As I have discussed previously on this blog. There are actually several reasons why most BI initiatives are departmental, often using different tools. It is not that the business people are a crowd of masochists. The first reason is that a lot of BI needs are legitimately local in nature, specific to a department or operating unit. It is dramatically easier for a department to set up a data mart that has just its own data, and stick on top of that a reporting tool like Business Objects or Cognos, than it is to wait for the IT department to build an enterprise warehouse, which takes 16 months on average to do, costs 72% of its build costs every year to support, and then usually struggles to keep up with changing business requirements.

So it is not a matter of “accepting the significant advantages” of an enterprise approach. Everyone accepts that such an approach would be preferable, but the IT industry has made it very, very difficult to actually deliver in this promise, and people naturally fall back on “tactical” (i.e. working) solutions when grandiose ones fail. Ideally you would like an enterprise data warehouse, deployed in a few months, that can deal with business change instantly, and can at the same time both take an enterprise view and respect local departmental business definitions and needs, which will differ from those of central office. The trouble is, most companies are not deploying data warehouses like this, but are still stuck in a “build” timewarp, despite the existence of multiple packaged data warehouses which can be deployed more rapidly, and in at least one case can deal with change properly. Until this mindset changes, get used to a world with plenty of “tactical” solutions.

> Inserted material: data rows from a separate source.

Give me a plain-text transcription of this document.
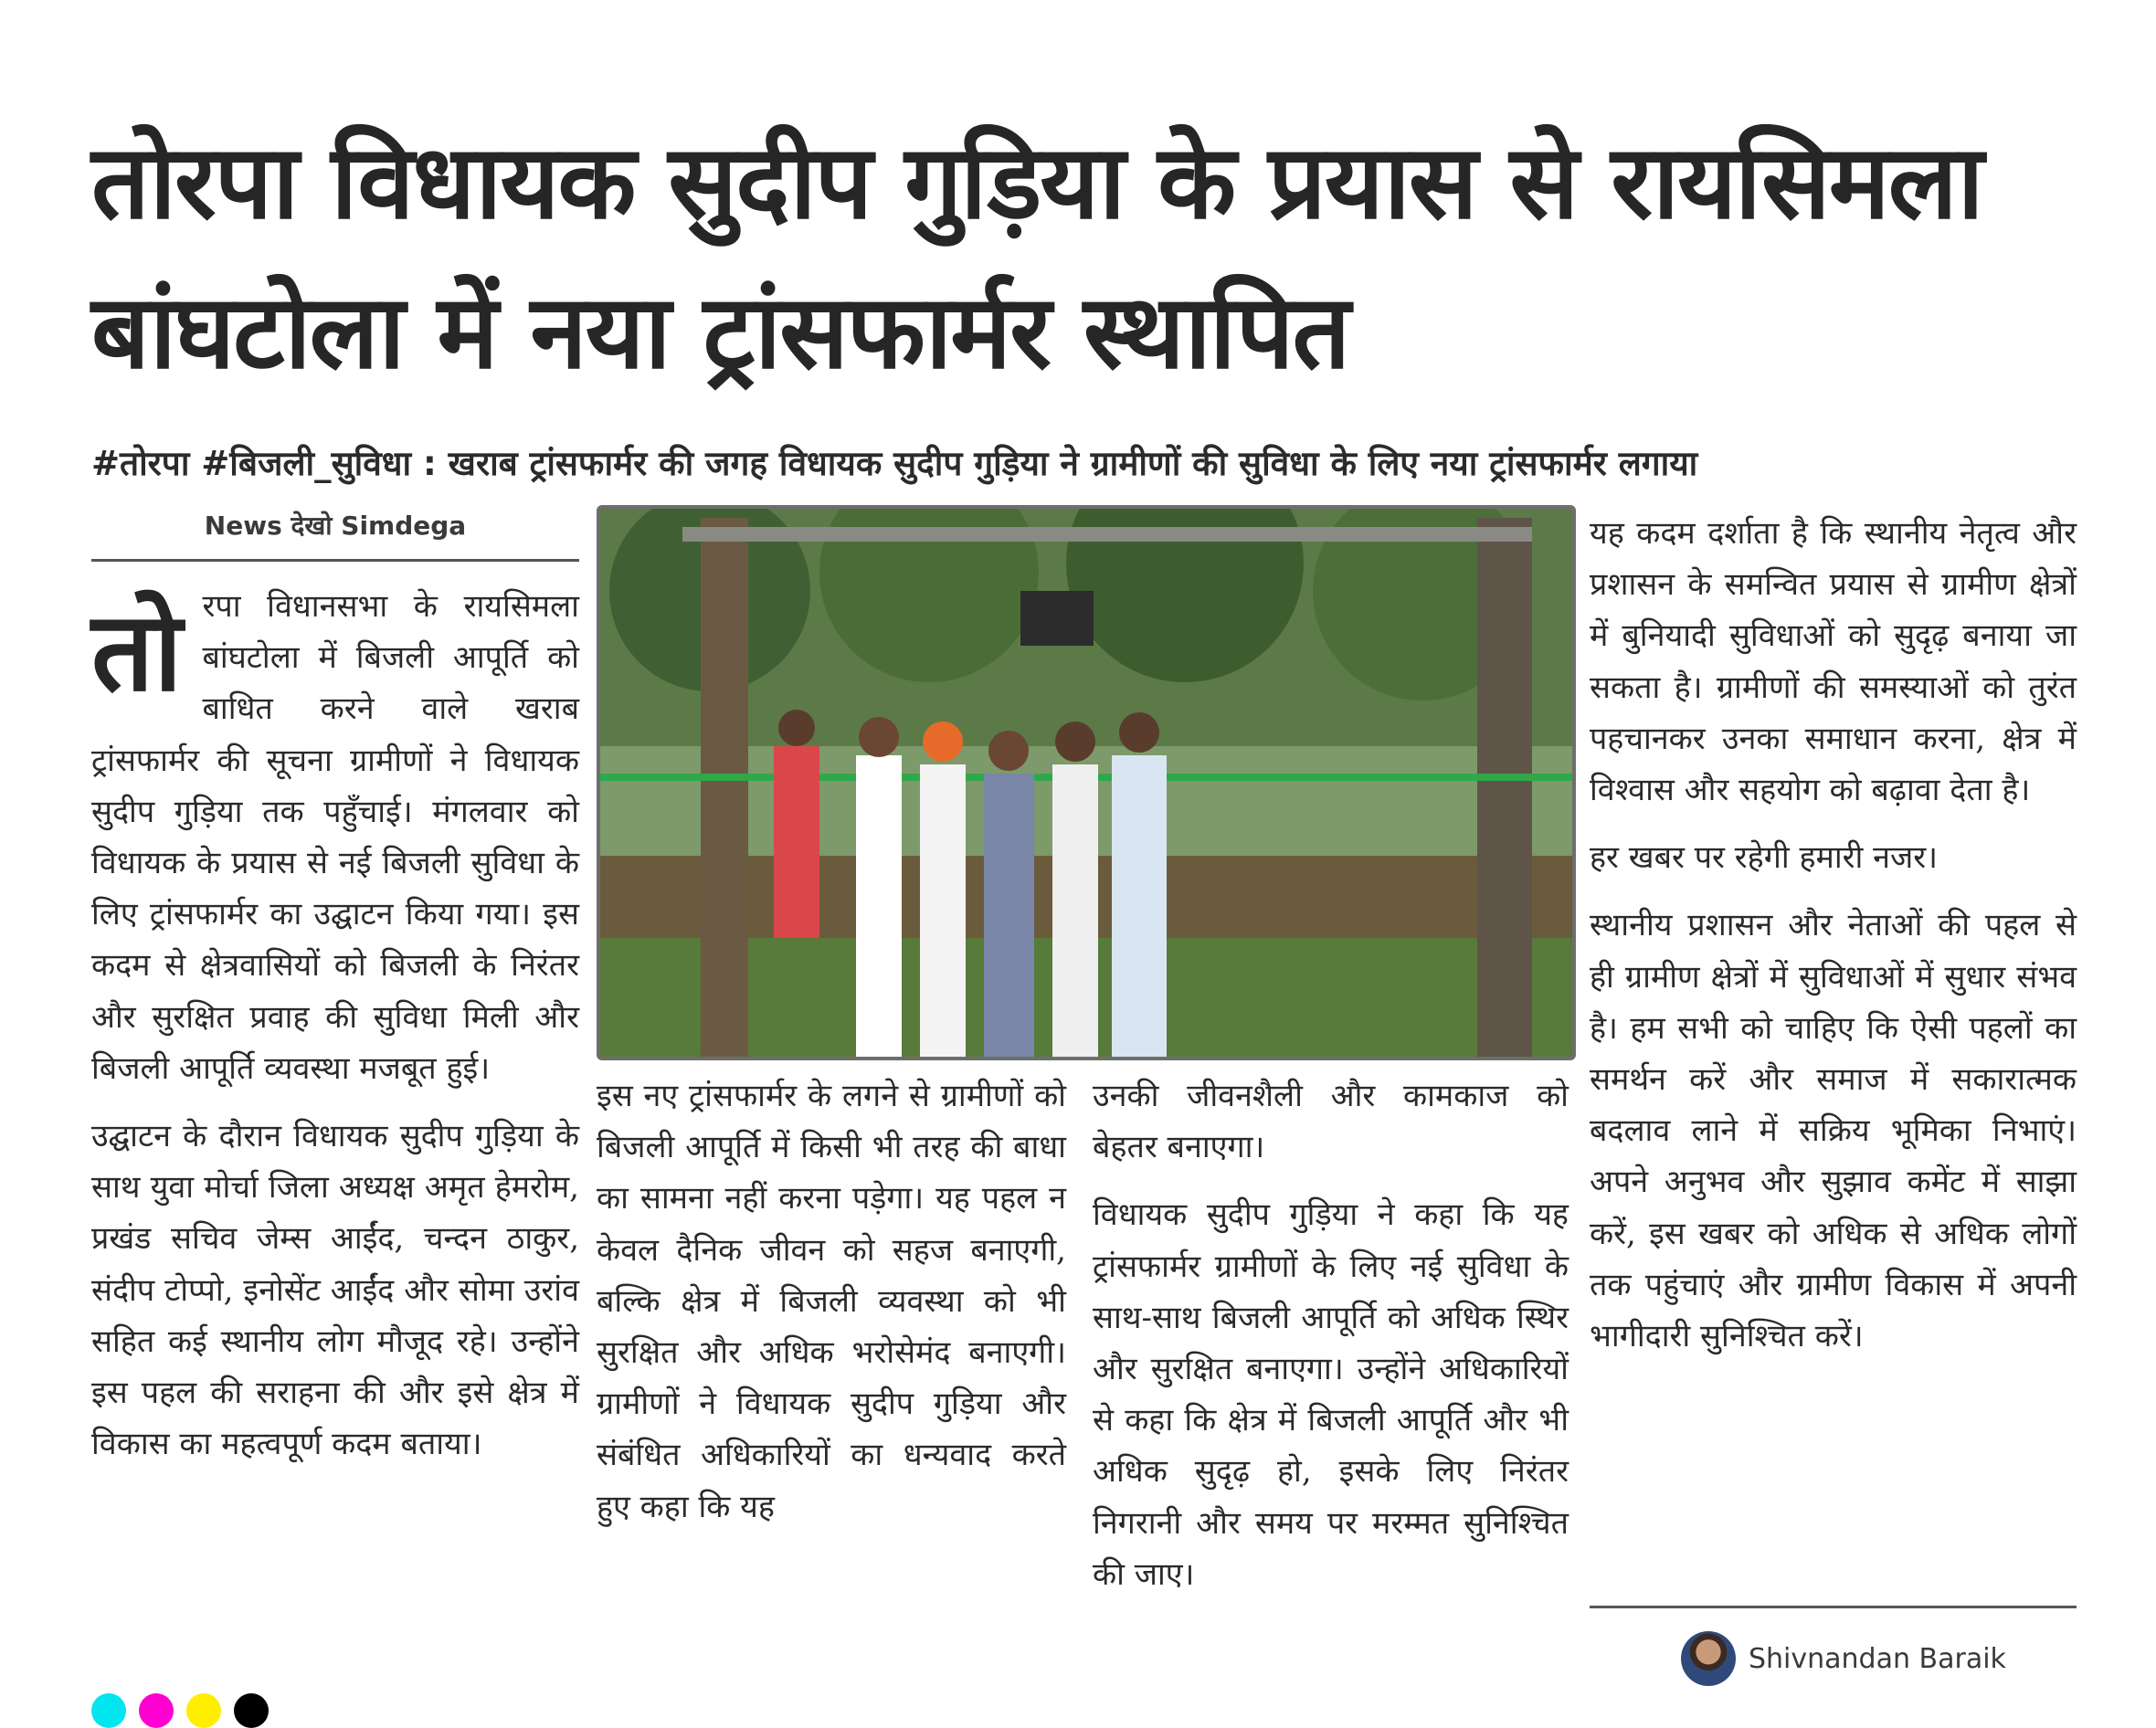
तोरपा विधायक सुदीप गुड़िया के प्रयास से रायसिमला
बांघटोला में नया ट्रांसफार्मर स्थापित
#तोरपा #बिजली_सुविधा : खराब ट्रांसफार्मर की जगह विधायक सुदीप गुड़िया ने ग्रामीणों की सुविधा के लिए नया ट्रांसफार्मर लगाया
News देखो Simdega

तोरपा विधानसभा के रायसिमला बांघटोला में बिजली आपूर्ति को बाधित करने वाले खराब ट्रांसफार्मर की सूचना ग्रामीणों ने विधायक सुदीप गुड़िया तक पहुँचाई। मंगलवार को विधायक के प्रयास से नई बिजली सुविधा के लिए ट्रांसफार्मर का उद्घाटन किया गया। इस कदम से क्षेत्रवासियों को बिजली के निरंतर और सुरक्षित प्रवाह की सुविधा मिली और बिजली आपूर्ति व्यवस्था मजबूत हुई।

उद्घाटन के दौरान विधायक सुदीप गुड़िया के साथ युवा मोर्चा जिला अध्यक्ष अमृत हेमरोम, प्रखंड सचिव जेम्स आईंद, चन्दन ठाकुर, संदीप टोप्पो, इनोसेंट आईंद और सोमा उरांव सहित कई स्थानीय लोग मौजूद रहे। उन्होंने इस पहल की सराहना की और इसे क्षेत्र में विकास का महत्वपूर्ण कदम बताया।

इस नए ट्रांसफार्मर के लगने से ग्रामीणों को बिजली आपूर्ति में किसी भी तरह की बाधा का सामना नहीं करना पड़ेगा। यह पहल न केवल दैनिक जीवन को सहज बनाएगी, बल्कि क्षेत्र में बिजली व्यवस्था को भी सुरक्षित और अधिक भरोसेमंद बनाएगी। ग्रामीणों ने विधायक सुदीप गुड़िया और संबंधित अधिकारियों का धन्यवाद करते हुए कहा कि यह

उनकी जीवनशैली और कामकाज को बेहतर बनाएगा।

विधायक सुदीप गुड़िया ने कहा कि यह ट्रांसफार्मर ग्रामीणों के लिए नई सुविधा के साथ-साथ बिजली आपूर्ति को अधिक स्थिर और सुरक्षित बनाएगा। उन्होंने अधिकारियों से कहा कि क्षेत्र में बिजली आपूर्ति और भी अधिक सुदृढ़ हो, इसके लिए निरंतर निगरानी और समय पर मरम्मत सुनिश्चित की जाए।

यह कदम दर्शाता है कि स्थानीय नेतृत्व और प्रशासन के समन्वित प्रयास से ग्रामीण क्षेत्रों में बुनियादी सुविधाओं को सुदृढ़ बनाया जा सकता है। ग्रामीणों की समस्याओं को तुरंत पहचानकर उनका समाधान करना, क्षेत्र में विश्वास और सहयोग को बढ़ावा देता है।

हर खबर पर रहेगी हमारी नजर।

स्थानीय प्रशासन और नेताओं की पहल से ही ग्रामीण क्षेत्रों में सुविधाओं में सुधार संभव है। हम सभी को चाहिए कि ऐसी पहलों का समर्थन करें और समाज में सकारात्मक बदलाव लाने में सक्रिय भूमिका निभाएं। अपने अनुभव और सुझाव कमेंट में साझा करें, इस खबर को अधिक से अधिक लोगों तक पहुंचाएं और ग्रामीण विकास में अपनी भागीदारी सुनिश्चित करें।

Shivnandan Baraik
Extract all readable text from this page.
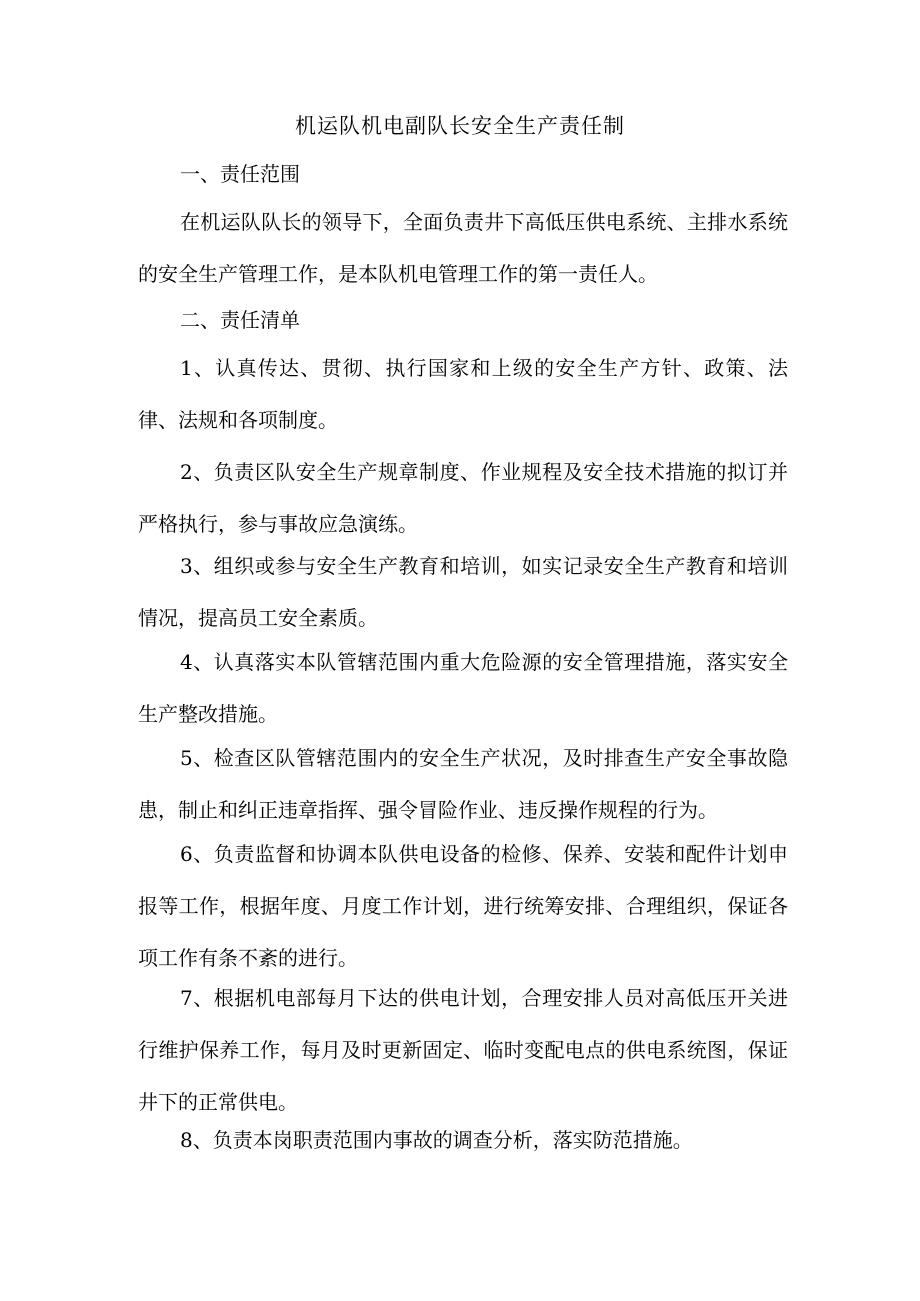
机运队机电副队长安全生产责任制
一、责任范围
在机运队队长的领导下，全面负责井下高低压供电系统、主排水系统的安全生产管理工作，是本队机电管理工作的第一责任人。
二、责任清单
1、认真传达、贯彻、执行国家和上级的安全生产方针、政策、法律、法规和各项制度。
2、负责区队安全生产规章制度、作业规程及安全技术措施的拟订并严格执行，参与事故应急演练。
3、组织或参与安全生产教育和培训，如实记录安全生产教育和培训情况，提高员工安全素质。
4、认真落实本队管辖范围内重大危险源的安全管理措施，落实安全生产整改措施。
5、检查区队管辖范围内的安全生产状况，及时排查生产安全事故隐患，制止和纠正违章指挥、强令冒险作业、违反操作规程的行为。
6、负责监督和协调本队供电设备的检修、保养、安装和配件计划申报等工作，根据年度、月度工作计划，进行统筹安排、合理组织，保证各项工作有条不紊的进行。
7、根据机电部每月下达的供电计划，合理安排人员对高低压开关进行维护保养工作，每月及时更新固定、临时变配电点的供电系统图，保证井下的正常供电。
8、负责本岗职责范围内事故的调查分析，落实防范措施。
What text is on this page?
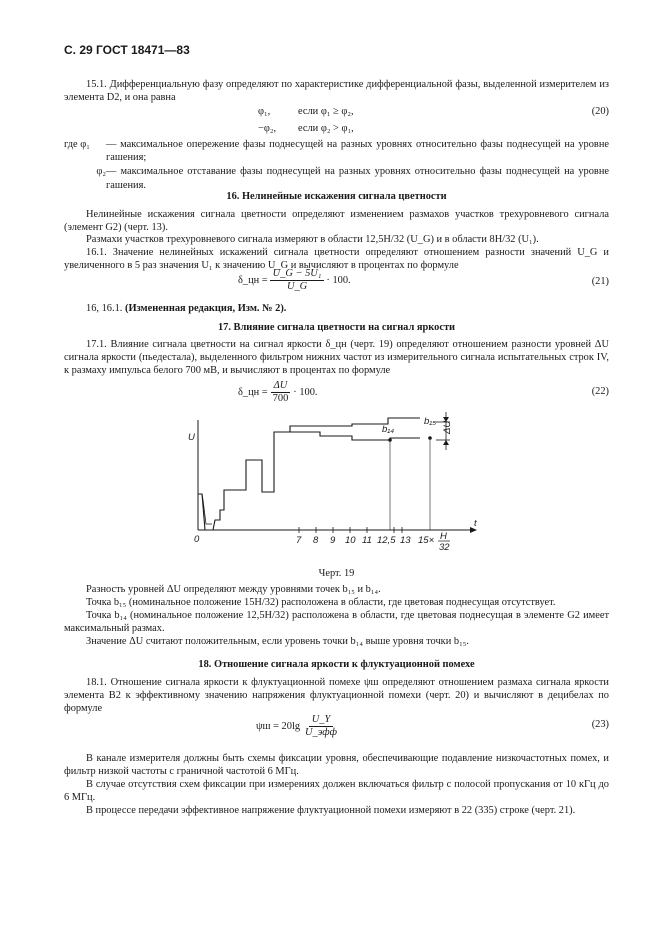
С. 29 ГОСТ 18471—83
15.1. Дифференциальную фазу определяют по характеристике дифференциальной фазы, выделенной измерителем из элемента D2, и она равна
φ₁,	если φ₁ ≥ φ₂,
−φ₂,	если φ₂ > φ₁,
(20)
где φ₁	— максимальное опережение фазы поднесущей на разных уровнях относительно фазы поднесущей на уровне гашения;
φ₂ — максимальное отставание фазы поднесущей на разных уровнях относительно фазы поднесущей на уровне гашения.
16. Нелинейные искажения сигнала цветности
Нелинейные искажения сигнала цветности определяют изменением размахов участков трехуровневого сигнала (элемент G2) (черт. 13).
Размахи участков трехуровневого сигнала измеряют в области 12,5H/32 (U_G) и в области 8H/32 (U₁).
16.1. Значение нелинейных искажений сигнала цветности определяют отношением разности значений U_G и увеличенного в 5 раз значения U₁ к значению U_G и вычисляют в процентах по формуле
δ_цн = $\frac{\text{U\_G − 5U₁}}{U\_G} \cdot 100$.	(21)
16, 16.1. (Измененная редакция, Изм. № 2).
17. Влияние сигнала цветности на сигнал яркости
17.1. Влияние сигнала цветности на сигнал яркости δ_цн (черт. 19) определяют отношением разности уровней ΔU сигнала яркости (пьедестала), выделенного фильтром нижних частот из измерительного сигнала испытательных строк IV, к размаху импульса белого 700 мВ, и вычисляют в процентах по формуле
δ_цн = $\frac{\Delta U}{700} \cdot 100$.	(22)
U
t
0
b₁₄
b₁₅ ΔU
7 8 9 10 11 12,5 13 15× H
32
Черт. 19
Разность уровней ΔU определяют между уровнями точек b₁₅ и b₁₄.
Точка b₁₅ (номинальное положение 15H/32) расположена в области, где цветовая поднесущая отсутствует.
Точка b₁₄ (номинальное положение 12,5H/32) расположена в области, где цветовая поднесущая в элементе G2 имеет максимальный размах.
Значение ΔU считают положительным, если уровень точки b₁₄ выше уровня точки b₁₅.
18. Отношение сигнала яркости к флуктуационной помехе
18.1. Отношение сигнала яркости к флуктуационной помехе ψш определяют отношением размаха сигнала яркости элемента B2 к эффективному значению напряжения флуктуационной помехи (черт. 20) и вычисляют в децибелах по формуле
$\psi ш = 20\lg \frac{U\_Y}{\text{U\_эфф}}$	(23)
В канале измерителя должны быть схемы фиксации уровня, обеспечивающие подавление низкочастотных помех, и фильтр низкой частоты с граничной частотой 6 МГц.
В случае отсутствия схем фиксации при измерениях должен включаться фильтр с полосой пропускания от 10 кГц до 6 МГц.
В процессе передачи эффективное напряжение флуктуационной помехи измеряют в 22 (335) строке (черт. 21).
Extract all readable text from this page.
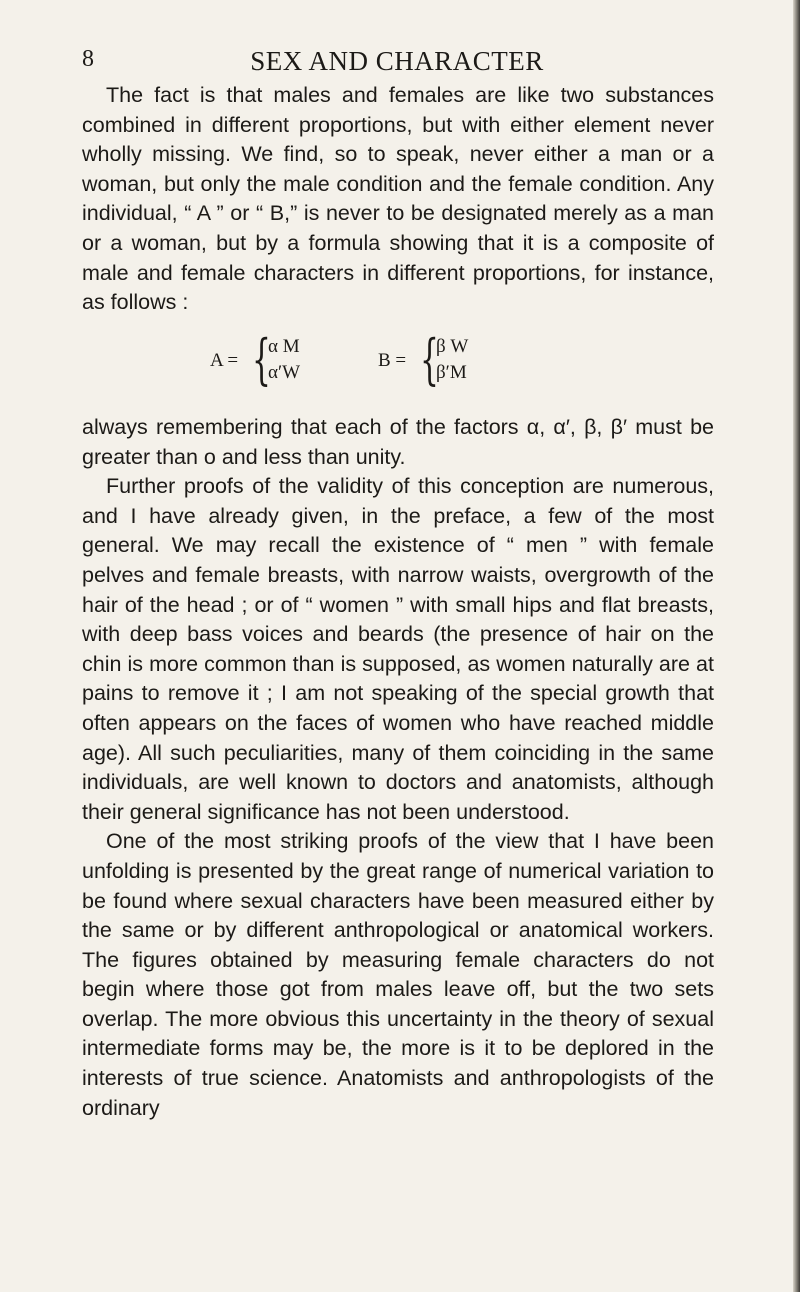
8	SEX AND CHARACTER

The fact is that males and females are like two substances combined in different proportions, but with either element never wholly missing. We find, so to speak, never either a man or a woman, but only the male condition and the female condition. Any individual, “ A ” or “ B,” is never to be designated merely as a man or a woman, but by a formula showing that it is a composite of male and female characters in different proportions, for instance, as follows :

A = {
α M
α′W
B = {
β W
β′M

always remembering that each of the factors α, α′, β, β′ must be greater than o and less than unity.

Further proofs of the validity of this conception are numerous, and I have already given, in the preface, a few of the most general. We may recall the existence of “ men ” with female pelves and female breasts, with narrow waists, overgrowth of the hair of the head ; or of “ women ” with small hips and flat breasts, with deep bass voices and beards (the presence of hair on the chin is more common than is supposed, as women naturally are at pains to remove it ; I am not speaking of the special growth that often appears on the faces of women who have reached middle age). All such peculiarities, many of them coinciding in the same individuals, are well known to doctors and anatomists, although their general significance has not been understood.

One of the most striking proofs of the view that I have been unfolding is presented by the great range of numerical variation to be found where sexual characters have been measured either by the same or by different anthropological or anatomical workers. The figures obtained by measuring female characters do not begin where those got from males leave off, but the two sets overlap. The more obvious this uncertainty in the theory of sexual intermediate forms may be, the more is it to be deplored in the interests of true science. Anatomists and anthropologists of the ordinary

The data warehouse market breaks into a trot

The latest figures from IDC (who, by the way, are by far the most reliable of the analyst forms when it comes to quantitative estimates) is that the data warehouse market will grow at a 9% compound rate from now through to 2009, reaching USD 13.5 billion in size (up from USD 10 billion today), as reported in an article on the 17th of March. Gartner also reckon that this market is growing at twice the pace of the overall IT market (their estimates are slightly lower, but would trust IDC’ more when it comes to figures). It would be interesting to see the proportion of this that is packaged data warehouse software (see the recent report by Bloor) but unfortunately they don’t split out the data in this way. This figures does not include services, but based on other analyst estimates this market is at least three times this size; there never seems to be any shortage of need for systems integrators.

Given all the billions spent on ERP systems in the last ten years or so, it is about time that more attention was paid to actually trying to make sense of the data captured in these and other transaction processing systems, which for a long time have consumed the lion’s share of IT development budgets. After all, there is likely to be more value in spotting trends and anomalies in the business than in merely automating processes that were previously manual, or in just shifting from one transaction processing system to another.